Hmmm. But that would imply that like the Joker and Batman, Supes and Lex have a twisted symboitic relationship. Meaning he needs Lex free as a bird to make him look good. Fuck that's twisted. Plus, even if Lex was pardoned and all, didn't he still have a criminal record as a felon, thus excluding him from ever being able to serve as President of the US?
*turns up over a year later* Nah. It's technically legal for a felon to be President, for one thing--it's just also technically permissible for Congress to impeach them as soon as they take office.

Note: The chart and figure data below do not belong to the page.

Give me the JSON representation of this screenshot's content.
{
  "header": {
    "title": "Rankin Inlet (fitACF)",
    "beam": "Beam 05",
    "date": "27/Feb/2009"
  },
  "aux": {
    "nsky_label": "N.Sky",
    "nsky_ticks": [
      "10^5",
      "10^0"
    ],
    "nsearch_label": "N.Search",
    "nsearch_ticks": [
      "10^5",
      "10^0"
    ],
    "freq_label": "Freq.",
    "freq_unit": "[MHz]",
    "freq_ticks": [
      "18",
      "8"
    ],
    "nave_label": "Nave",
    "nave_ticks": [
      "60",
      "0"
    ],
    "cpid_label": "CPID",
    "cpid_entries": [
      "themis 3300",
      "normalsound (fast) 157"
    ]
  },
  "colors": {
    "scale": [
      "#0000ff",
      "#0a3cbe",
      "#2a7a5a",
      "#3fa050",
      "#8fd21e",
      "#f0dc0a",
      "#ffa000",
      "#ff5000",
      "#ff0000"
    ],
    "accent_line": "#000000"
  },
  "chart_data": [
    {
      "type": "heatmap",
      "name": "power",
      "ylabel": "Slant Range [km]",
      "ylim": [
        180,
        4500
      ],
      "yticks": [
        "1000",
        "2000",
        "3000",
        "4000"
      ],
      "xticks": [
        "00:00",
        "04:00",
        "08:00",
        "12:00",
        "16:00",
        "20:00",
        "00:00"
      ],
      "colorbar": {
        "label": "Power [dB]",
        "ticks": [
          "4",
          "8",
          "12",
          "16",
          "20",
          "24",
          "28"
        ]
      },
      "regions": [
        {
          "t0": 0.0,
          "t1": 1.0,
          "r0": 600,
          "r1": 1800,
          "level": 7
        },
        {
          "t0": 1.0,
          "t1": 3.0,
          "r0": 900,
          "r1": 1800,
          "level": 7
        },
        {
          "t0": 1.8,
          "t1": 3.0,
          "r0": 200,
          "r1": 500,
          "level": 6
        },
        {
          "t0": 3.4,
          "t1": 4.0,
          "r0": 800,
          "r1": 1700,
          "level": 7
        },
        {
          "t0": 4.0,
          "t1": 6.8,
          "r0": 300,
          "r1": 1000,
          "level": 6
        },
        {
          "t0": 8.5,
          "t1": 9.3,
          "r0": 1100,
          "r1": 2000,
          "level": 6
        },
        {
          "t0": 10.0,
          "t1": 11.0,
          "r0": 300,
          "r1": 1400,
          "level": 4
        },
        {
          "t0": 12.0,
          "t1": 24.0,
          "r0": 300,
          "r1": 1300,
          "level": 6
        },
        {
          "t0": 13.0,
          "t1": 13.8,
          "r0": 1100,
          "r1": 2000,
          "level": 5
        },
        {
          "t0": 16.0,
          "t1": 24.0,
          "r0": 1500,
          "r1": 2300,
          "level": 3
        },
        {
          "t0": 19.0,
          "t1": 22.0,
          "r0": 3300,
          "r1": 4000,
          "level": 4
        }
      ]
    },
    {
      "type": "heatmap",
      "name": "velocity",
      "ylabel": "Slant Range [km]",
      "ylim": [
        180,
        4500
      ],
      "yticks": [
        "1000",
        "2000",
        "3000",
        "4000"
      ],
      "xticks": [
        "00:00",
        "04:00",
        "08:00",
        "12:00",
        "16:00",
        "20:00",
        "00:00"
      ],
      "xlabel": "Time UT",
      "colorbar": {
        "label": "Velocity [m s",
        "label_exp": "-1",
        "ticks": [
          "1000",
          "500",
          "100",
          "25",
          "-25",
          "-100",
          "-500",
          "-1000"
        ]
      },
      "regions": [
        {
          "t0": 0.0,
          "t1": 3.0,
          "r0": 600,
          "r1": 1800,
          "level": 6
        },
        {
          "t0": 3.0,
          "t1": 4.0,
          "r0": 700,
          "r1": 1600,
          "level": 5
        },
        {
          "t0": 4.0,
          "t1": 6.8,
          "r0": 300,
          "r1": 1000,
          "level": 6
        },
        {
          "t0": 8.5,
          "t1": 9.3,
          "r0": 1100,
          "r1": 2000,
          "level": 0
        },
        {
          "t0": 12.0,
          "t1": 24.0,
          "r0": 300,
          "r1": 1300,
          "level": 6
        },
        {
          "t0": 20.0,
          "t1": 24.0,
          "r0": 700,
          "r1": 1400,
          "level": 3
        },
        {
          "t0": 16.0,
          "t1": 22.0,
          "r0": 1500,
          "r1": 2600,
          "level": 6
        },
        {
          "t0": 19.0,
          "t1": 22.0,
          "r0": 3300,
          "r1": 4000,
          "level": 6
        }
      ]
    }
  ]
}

And unlikely for them to get the electoral votes together in the first place. But the point of a pardon is that it reverses felon status and wipes clean the slate--that's why people seek them even if they've already served their time.
Then there's the particular form of pardon that acknowledges the conviction was in error, which entitles the recipient to reparations. Of course the details of this stuff vary somewhat by jurisdiction, but a pardon is serious business. It makes someone no longer a criminal by executive fiat.